For Song Sparrows, Catty Old Males Stick to the Hits in Musical Sparring

For Song Sparrows, Catty Old Males Stick to the Hits in Musical Sparring

Rachel Nuwer
Published: 08/15/2011


One of those beligerent older males belting out his favorite song sparrow greatest hit. Credit: Scott MacDougall-Shackleton
   
It’s tough to be sexy. In rough and tumble neighborhoods, boys compete to defend their turf and win the ladies’ hearts. A bird bent on starting a family and maintaining prime real estate needs to fight for that right, and it seems experience counts in this arena. It’s not those young whippersnappers who tend to goad on the rabblerousing—it’s the older gents who have been around the block. But hoary males don’t start feathery brawls to maintain their status. Instead, they incite their competitors with aggressive sing-a-longs of the most popular sparrow hits.
       
Song complexity and repertoire are known to impress the ladies in a variety of bird species, including starlings, great tits, and warblers. How males chose to exercise their cache, especially with regard to shared songs, is less clear.
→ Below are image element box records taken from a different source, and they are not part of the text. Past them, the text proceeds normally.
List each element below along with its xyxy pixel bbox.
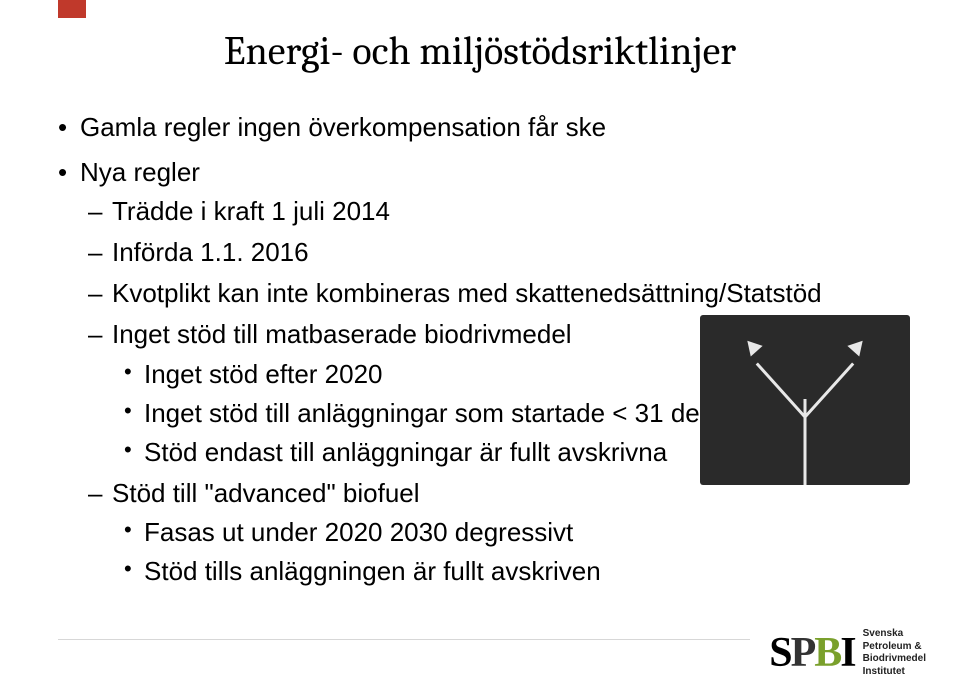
bullet-text: Stöd till "advanced" biofuel <box>112 478 420 508</box>
bullet-text: Införda 1.1. 2016 <box>112 237 309 267</box>
bullet-l2: Kvotplikt kan inte kombineras med skatte… <box>80 276 920 311</box>
bullet-text: Stöd tills anläggningen är fullt avskriv… <box>144 556 601 586</box>
bullet-text: Kvotplikt kan inte kombineras med skatte… <box>112 278 822 308</box>
bullet-text: Stöd endast till anläggningar är fullt a… <box>144 437 667 467</box>
logo-text: Svenska Petroleum & Biodrivmedel Institu… <box>863 628 926 678</box>
bullet-l2: Trädde i kraft 1 juli 2014 <box>80 194 920 229</box>
logo-letter-s: S <box>769 632 790 674</box>
bullet-text: Nya regler <box>80 157 200 187</box>
bullet-l3: Fasas ut under 2020 2030 degressivt <box>112 515 920 550</box>
logo-line: Svenska <box>863 628 926 641</box>
bullet-l1: Gamla regler ingen överkompensation får … <box>58 110 920 145</box>
logo-line: Institutet <box>863 666 926 679</box>
logo-line: Petroleum & <box>863 641 926 654</box>
slide-title: Energi- och miljöstödsriktlinjer <box>0 28 960 74</box>
logo-letter-b: B <box>814 632 840 674</box>
bullet-text: Inget stöd efter 2020 <box>144 359 383 389</box>
spbi-logo: S P B I Svenska Petroleum & Biodrivmedel… <box>769 628 926 678</box>
bullet-l2: Införda 1.1. 2016 <box>80 235 920 270</box>
logo-mark: S P B I <box>769 632 854 674</box>
bullet-text: Inget stöd till matbaserade biodrivmedel <box>112 319 572 349</box>
bullet-text: Gamla regler ingen överkompensation får … <box>80 112 606 142</box>
bullet-text: Trädde i kraft 1 juli 2014 <box>112 196 390 226</box>
logo-line: Biodrivmedel <box>863 653 926 666</box>
bullet-text: Fasas ut under 2020 2030 degressivt <box>144 517 573 547</box>
logo-letter-p: P <box>791 632 815 674</box>
bullet-l2: Stöd till "advanced" biofuel Fasas ut un… <box>80 476 920 589</box>
accent-tab <box>58 0 86 18</box>
bullet-l3: Stöd tills anläggningen är fullt avskriv… <box>112 554 920 589</box>
fork-photo <box>700 315 910 485</box>
footer-divider <box>58 639 750 640</box>
logo-letter-i: I <box>840 632 854 674</box>
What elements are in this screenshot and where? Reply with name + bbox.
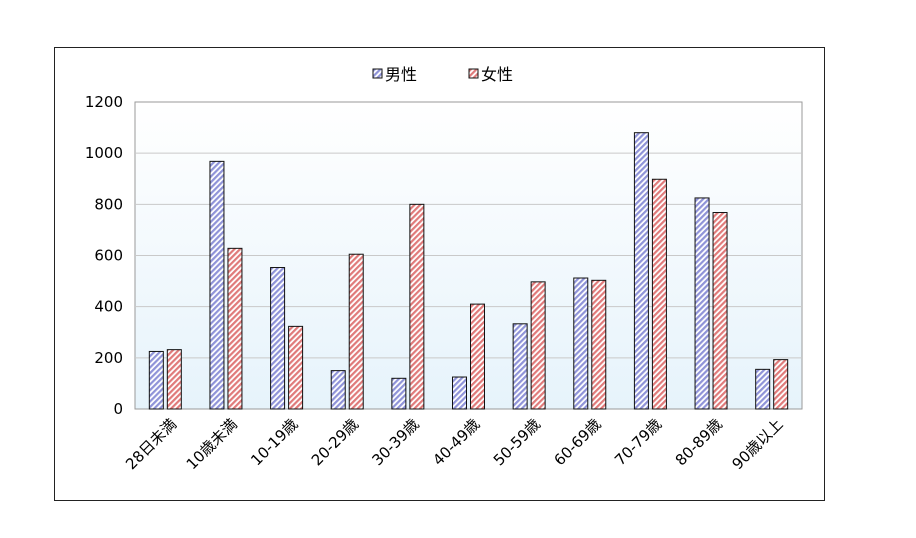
legend: 男性 女性	[372, 65, 513, 84]
bar-female	[712, 212, 728, 410]
x-tick-label: 20-29歳	[308, 415, 362, 469]
chart-frame: 0 200 400 600 800 1000 1200 28日未満 10歳未満 10-19歳 20…	[54, 47, 825, 501]
x-tick-label: 70-79歳	[611, 415, 665, 469]
legend-label: 女性	[481, 65, 513, 84]
y-tick-label: 600	[94, 247, 123, 265]
x-tick-label: 30-39歳	[369, 415, 423, 469]
bar-female	[773, 359, 789, 410]
bar-chart: 0 200 400 600 800 1000 1200 28日未満 10歳未満 10-19歳 20…	[85, 65, 803, 473]
bar-female	[591, 279, 607, 410]
x-tick-label: 10-19歳	[247, 415, 301, 469]
x-tick-label: 60-69歳	[550, 415, 604, 469]
x-tick-label: 28日未満	[122, 415, 180, 473]
bar-female	[288, 325, 304, 410]
legend-swatch	[372, 68, 383, 79]
y-tick-label: 0	[113, 400, 123, 418]
x-tick-label: 10歳未満	[183, 415, 241, 473]
bar-male	[270, 267, 286, 410]
x-tick-label: 90歳以上	[728, 415, 786, 473]
bar-male	[148, 350, 164, 410]
bar-male	[209, 160, 225, 410]
legend-swatch	[468, 68, 479, 79]
bar-female	[409, 203, 425, 410]
bar-female	[227, 247, 243, 410]
y-tick-label: 1000	[85, 144, 123, 162]
bar-female	[166, 349, 182, 410]
bar-male	[633, 132, 649, 410]
legend-label: 男性	[385, 65, 417, 84]
y-tick-label: 800	[94, 195, 123, 213]
y-tick-label: 200	[94, 349, 123, 367]
bars	[148, 132, 789, 410]
y-tick-label: 1200	[85, 93, 123, 111]
x-tick-label: 50-59歳	[490, 415, 544, 469]
x-axis: 28日未満 10歳未満 10-19歳 20-29歳 30-39歳 40-49歳 50-59歳…	[122, 415, 786, 473]
x-tick-label: 40-49歳	[429, 415, 483, 469]
bar-female	[470, 303, 485, 410]
bar-female	[348, 253, 364, 410]
bar-male	[573, 277, 589, 410]
bar-male	[694, 197, 710, 410]
bar-female	[530, 281, 546, 410]
bar-female	[651, 178, 667, 410]
bar-male	[512, 323, 528, 410]
bar-male	[452, 376, 467, 410]
bar-male	[330, 370, 346, 410]
x-tick-label: 80-89歳	[672, 415, 726, 469]
y-tick-label: 400	[94, 298, 123, 316]
bar-male	[755, 368, 771, 410]
bar-male	[391, 377, 407, 410]
y-axis: 0 200 400 600 800 1000 1200	[85, 93, 123, 418]
grid-lines	[135, 152, 802, 359]
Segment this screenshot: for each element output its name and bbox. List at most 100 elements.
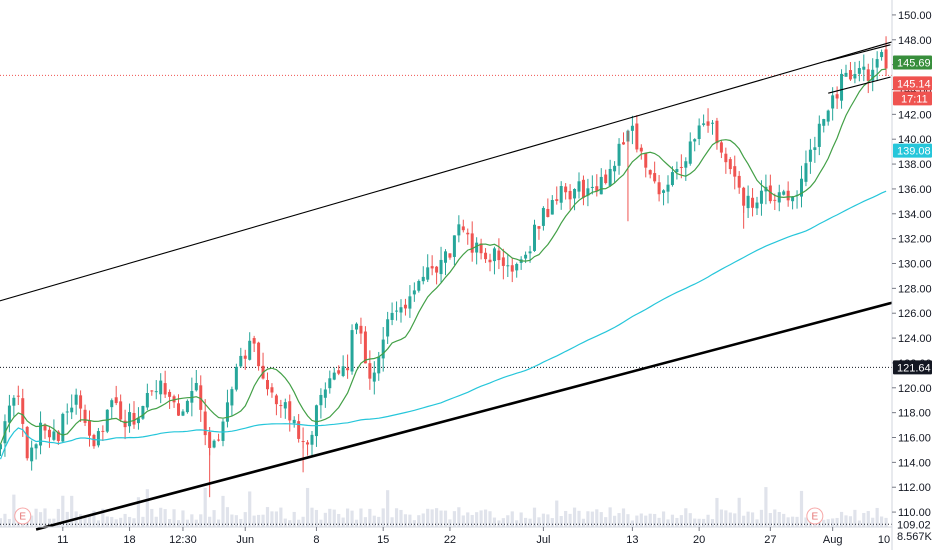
volume-bar: [644, 515, 648, 527]
volume-bar: [114, 519, 118, 527]
volume-bar: [377, 516, 381, 527]
volume-bar: [871, 517, 875, 527]
earnings-event-marker[interactable]: [14, 507, 32, 525]
volume-bar: [568, 513, 572, 527]
x-tick-label: 15: [377, 534, 389, 546]
y-tick-label: 150.00: [898, 10, 932, 22]
candle-body: [417, 281, 421, 291]
volume-bar: [880, 516, 884, 527]
candle-body: [395, 310, 399, 312]
volume-bar: [541, 513, 545, 527]
lower-trend-line[interactable]: [35, 299, 900, 531]
volume-bar: [216, 519, 221, 527]
candle-body: [613, 165, 617, 172]
candle-body: [30, 447, 34, 462]
volume-bar: [337, 513, 341, 527]
trend-channels[interactable]: [0, 39, 900, 531]
volume-bar: [737, 497, 741, 527]
volume-bar: [248, 491, 252, 527]
volume-tag-box: [893, 528, 932, 543]
candle-body: [159, 380, 163, 395]
candle-body: [346, 368, 350, 371]
volume-bar: [581, 518, 586, 527]
candle-body: [822, 119, 826, 126]
volume-bar: [3, 513, 7, 527]
volume-bar: [150, 508, 154, 527]
volume-bar: [666, 519, 670, 527]
volume-bar: [163, 509, 167, 527]
volume-bar: [443, 510, 448, 527]
volume-bar: [257, 514, 261, 527]
candle-body: [862, 66, 866, 70]
volume-bar: [786, 517, 790, 527]
candle-body: [403, 304, 407, 309]
candle-body: [808, 149, 812, 162]
volume-bar: [435, 508, 439, 527]
candle-body: [363, 331, 367, 364]
candle-body: [541, 207, 545, 226]
candle-body: [840, 73, 844, 101]
earnings-event-marker[interactable]: [806, 507, 824, 525]
volume-bar: [412, 520, 416, 527]
earnings-event-label: E: [812, 512, 819, 523]
short-channel-top-line[interactable]: [828, 44, 891, 62]
volume-bar: [782, 513, 786, 527]
candle-body: [630, 125, 634, 131]
volume-bar: [181, 510, 185, 527]
volume-bar: [826, 519, 830, 527]
volume-bar: [136, 497, 141, 527]
volume-bar: [310, 507, 314, 527]
volume-bar: [750, 512, 755, 527]
volume-bar: [639, 513, 643, 527]
volume-bar: [292, 511, 296, 527]
volume-bar: [110, 516, 114, 527]
volume-bar: [30, 515, 34, 527]
candle-body: [871, 69, 875, 81]
candle-body: [47, 429, 51, 438]
volume-bar: [92, 510, 96, 527]
volume-bar: [853, 509, 857, 527]
candle-body: [568, 190, 572, 200]
volume-bar: [56, 508, 60, 527]
x-axis[interactable]: 11 18 12:30 Jun 8 15 22 Jul 13 20 27 Aug 10: [0, 526, 900, 546]
candle-body: [7, 405, 11, 423]
volume-bar: [399, 509, 403, 527]
volume-bar: [604, 517, 608, 527]
volume-bar: [497, 520, 501, 527]
x-tick-label: 12:30: [169, 534, 197, 546]
candle-body: [74, 394, 78, 405]
candle-body: [350, 330, 354, 372]
candle-body: [466, 232, 470, 235]
candle-body: [461, 226, 465, 231]
candle-body: [34, 444, 38, 449]
volume-bar: [702, 518, 706, 527]
x-tick-label: Aug: [823, 534, 843, 546]
candle-body: [639, 147, 643, 152]
volume-bar: [483, 509, 488, 527]
candle-body: [399, 307, 403, 313]
candle-body: [390, 312, 394, 320]
candle-body: [221, 421, 225, 441]
candle-body: [853, 74, 857, 79]
volume-bar: [661, 511, 666, 527]
candle-body: [243, 355, 247, 359]
volume-bar: [564, 510, 568, 527]
volume-bar: [715, 497, 719, 527]
upper-trend-line[interactable]: [0, 39, 900, 304]
volume-bar: [132, 518, 136, 527]
candle-body: [181, 411, 185, 416]
x-tick-label: 22: [444, 534, 456, 546]
volume-bar: [274, 511, 278, 527]
volume-bar: [848, 516, 853, 527]
volume-bar: [38, 512, 43, 527]
candle-body: [128, 412, 132, 427]
candle-body: [590, 186, 594, 188]
candle-body: [702, 123, 706, 125]
volume-bar: [524, 517, 528, 527]
short-channel-bottom-line[interactable]: [828, 76, 891, 94]
volume-bar: [648, 513, 652, 527]
candle-body: [96, 431, 100, 446]
candle-body: [132, 412, 136, 425]
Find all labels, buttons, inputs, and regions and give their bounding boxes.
Researchers at the University of Western Ontario and the University of Windsor examined a population of song sparrows in order to answer this question. They followed males with song repertoires of five to 12 tunes, and the birds’ range varied in the degree to which their tunes overlapped or shared certain song elements. Using a 16-channel acoustic location system, they recorded neighborhoods of song sparrows during their dawn choruses. Some males sang only unique songs while others chose to stick mainly with the most common song sparrow hits.
     
The ornithologists found that older males living in ‘tougher’ neighborhoods more often engaged in provocative shared song sparring bouts, while more conflict-averse sparrows in ‘mild-mannered’ neighborhoods mostly avoided shared songs. Rather than solely a tool for attracting mates, song sharing seems to serve as an attention-seeking behavior amongst males, the researchers say in their paper published in Behavioral Ecology and Sociobiology (subscription required). In other words, belting out shared songs is akin to guys flinging insults back and forth.
      
For cocky older males, provoking neighbors with familiar songs is probably not just a showy bluff. The researchers think the more mature and confident birds are also more willing and able to risk an actual conflict with their neighbors. Because of their experience, they may also have more familiarity with which songs really push the annoyance buttons of their local competitors. Ultimately, proudly chirping out the familiar shared songs sends a clear signal to other males: back off.